1064. Complete Binary Search Tree

Complete Binary Search Tree

A Binary Search Tree (BST) is recursively defined as a binary tree which has the following properties:

• The left subtree of a node contains only nodes with keys less than the node’s key.
• The right subtree of a node contains only nodes with keys greater than or equal to the node’s key.

• Both the left and right subtrees must also be binary search trees.

  A Complete Binary Tree (CBT) is a tree that is completely filled, with the possible exception of the bottom level, which is filled from left to right.

Input Specification:

Each input file contains one test case. For each case, the first line contains a positive integer N (<=1000). Then N distinct non-negative integer keys are given in the next line. All the numbers in a line are separated by a space and are no greater than 2000.

Output Specification:

For each test case, print in one line the level order traversal sequence of the corresponding complete binary search tree. All the numbers in a line must be separated by a space, and there must be no extra space at the end of the line.

Sample Input:

10
1 2 3 4 5 6 7 8 9 0
           

Sample Output:

6 3 8 1 5 7 9 0 2 4
           

题意

创建二叉搜索树，且该树同时为完全二叉树。

思路

创建BST一般方法是链表插入，但注意到是完全二叉树，其特殊性质是在数组中，若根节点下标为i，则2i为左子树根节点下标，2i+1为右子树根结点下标（两下标皆不超过节点数n），所以可以考虑使用数组进行创建比较简便。

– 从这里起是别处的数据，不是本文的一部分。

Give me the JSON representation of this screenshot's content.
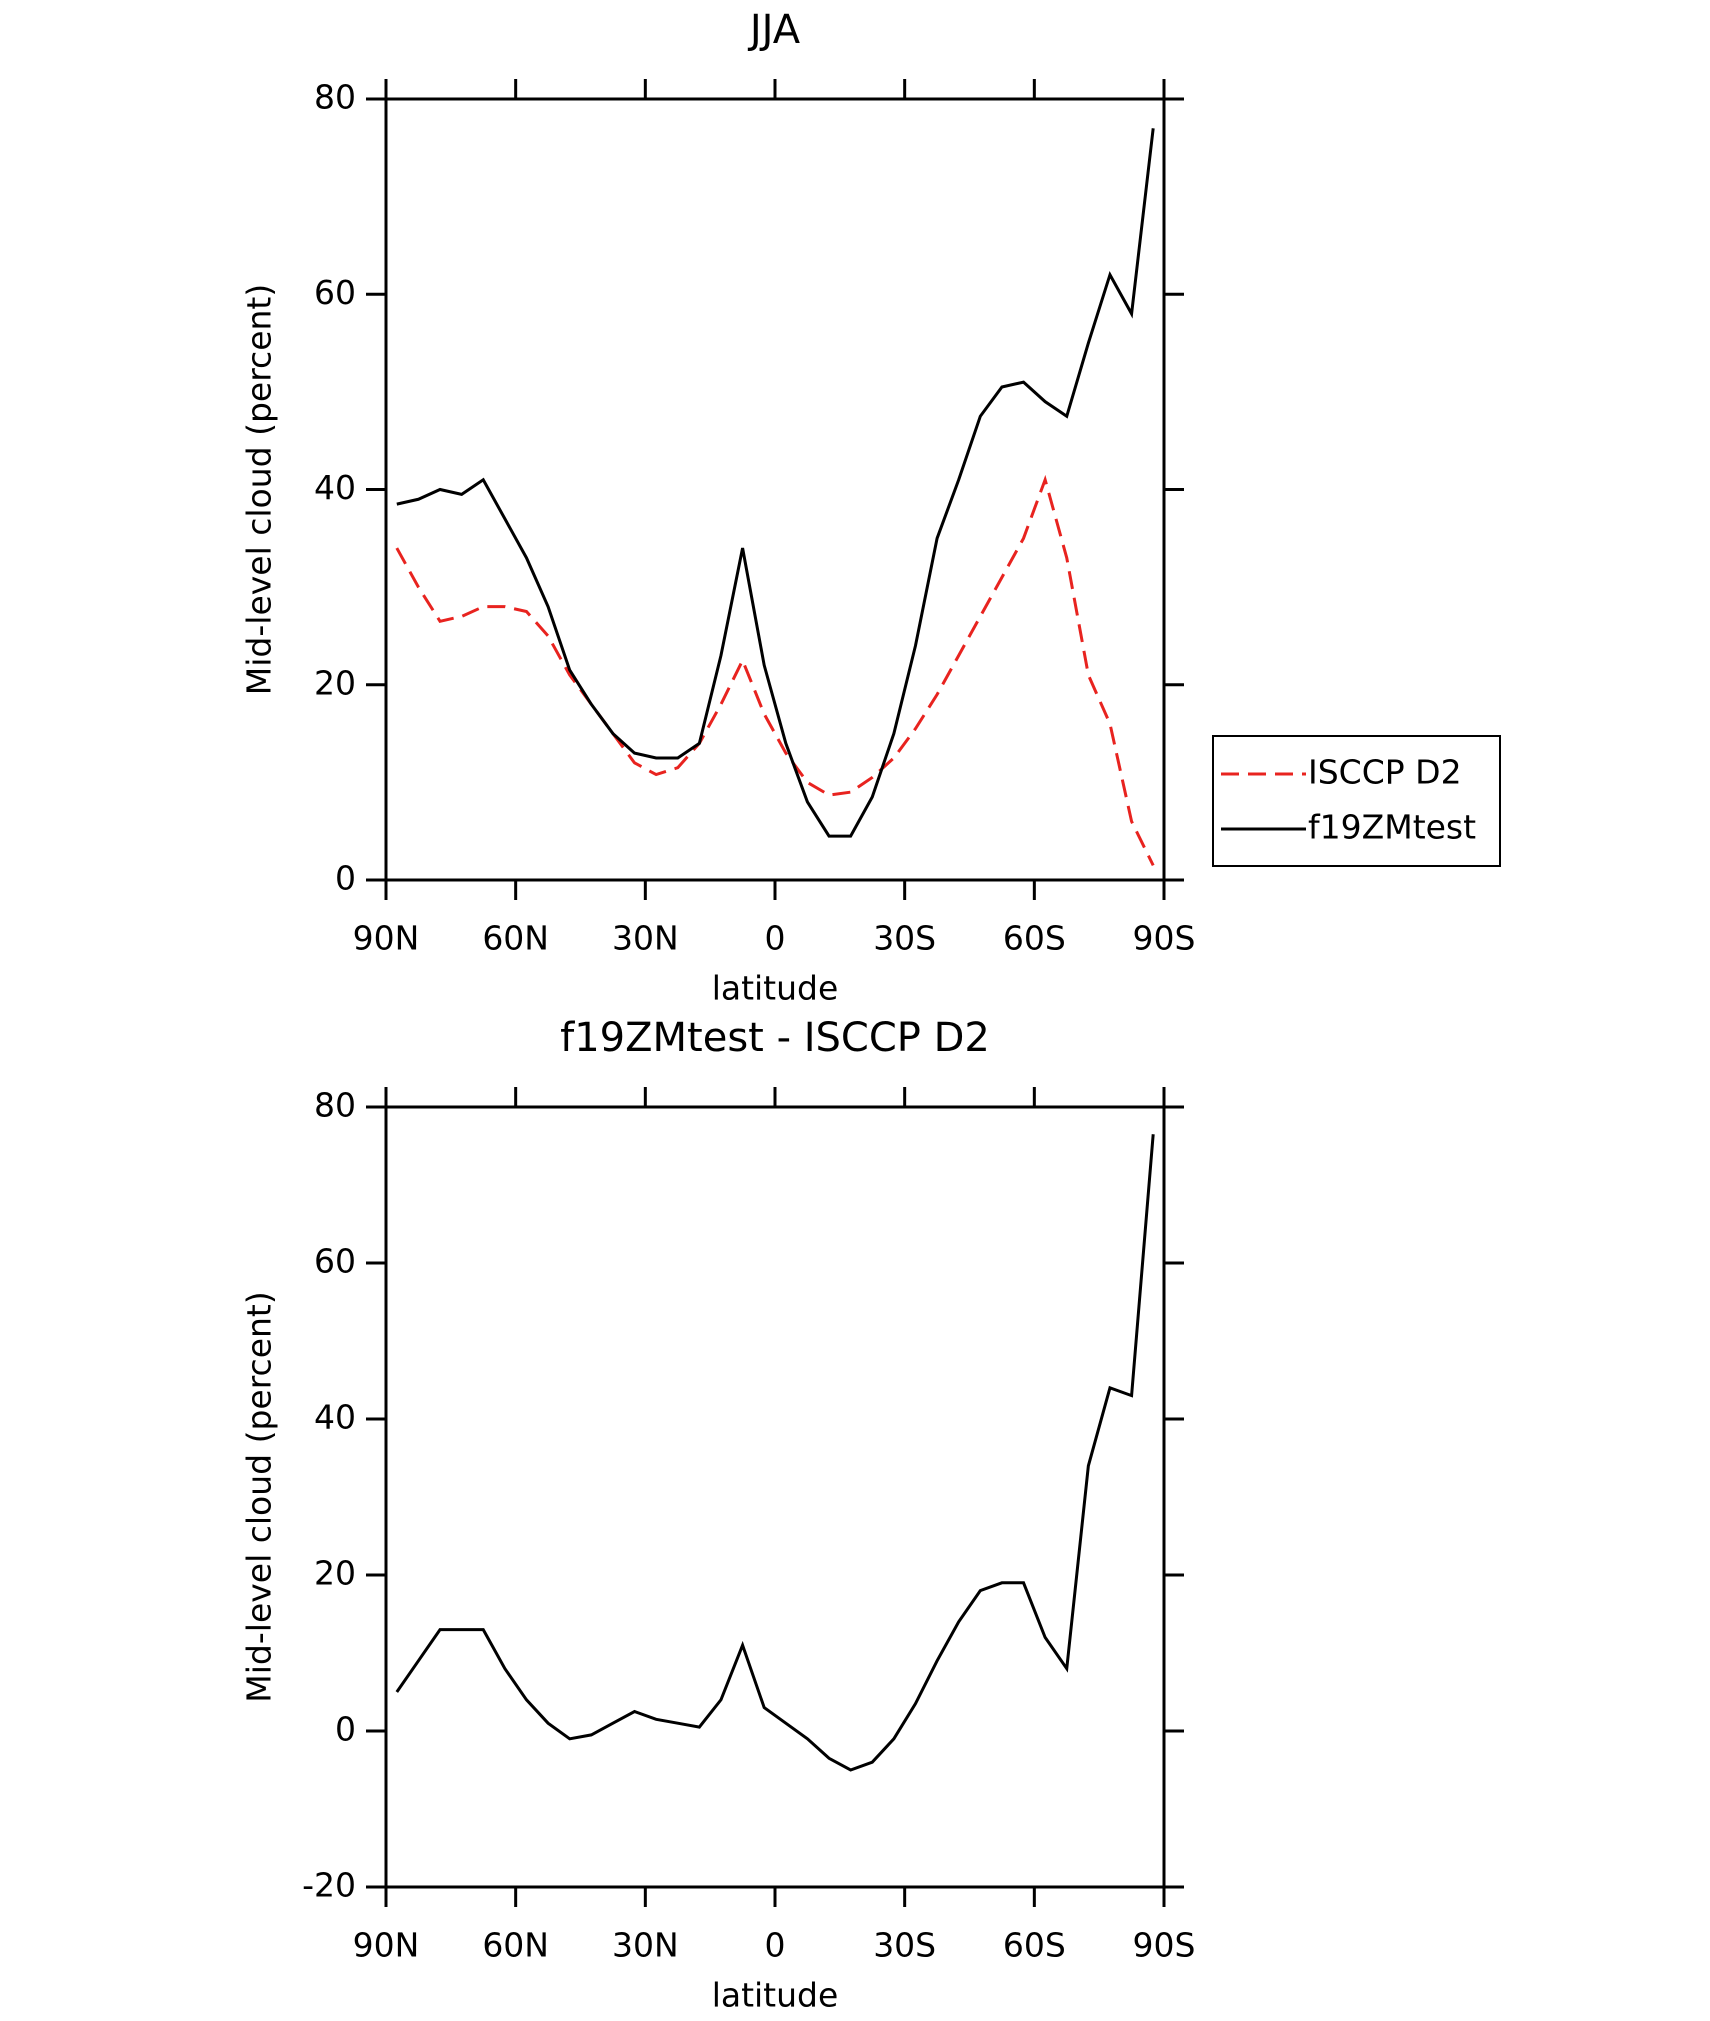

要想创建树，要么知道中序序列以及其他遍历序列中的一种，要么知道一种遍历序列以及树的整体框架，显然本题是后面一种。由于二叉查找树的中序遍历序列是有序的，且完全二叉树的空框架可以用数组表示，那么只要在中序遍历时依次填入数据，即可构建完全二叉查找树。

代码实现

#include <cstdio>
#include <queue>
#include <algorithm>
using namespace std;

const int maxn = 1001;
int cbt[maxn], n;       // 完全二叉树框架，结点个数
int data[maxn], index = 0;      // 结点数据，已使用结点个数

void inOrder(int i)     // 中序遍历
{
    if (i > n)
        return;

    inOrder(2 * i);
    cbt[i] = data[index++];     // 访问根结点时填入数据
    inOrder(2 * i + 1);
}

void levelOrder()       // 层序遍历
{
    bool flag = true;       // flag用来控制空格输出
    queue<int> q;
    q.push(1);
    while(!q.empty())
    {
        int now = q.front();
        q.pop();
        if (flag)
            flag = false;
        else
            printf(" ");
        printf("%d", cbt[now]);
        if (2 * now <= n)
            q.push(2 * now);
        if (2 * now + 1 <= n)
            q.push(2 * now + 1);
    }
}

int main()
{
    scanf("%d", &n);
    for (int i = 0; i < n; i++)
        scanf("%d", &data[i]);
    sort(data, data + n);       // 读取完数据后排序，以便在中序遍历中使用

    inOrder(1);
    levelOrder();

    return 0;
}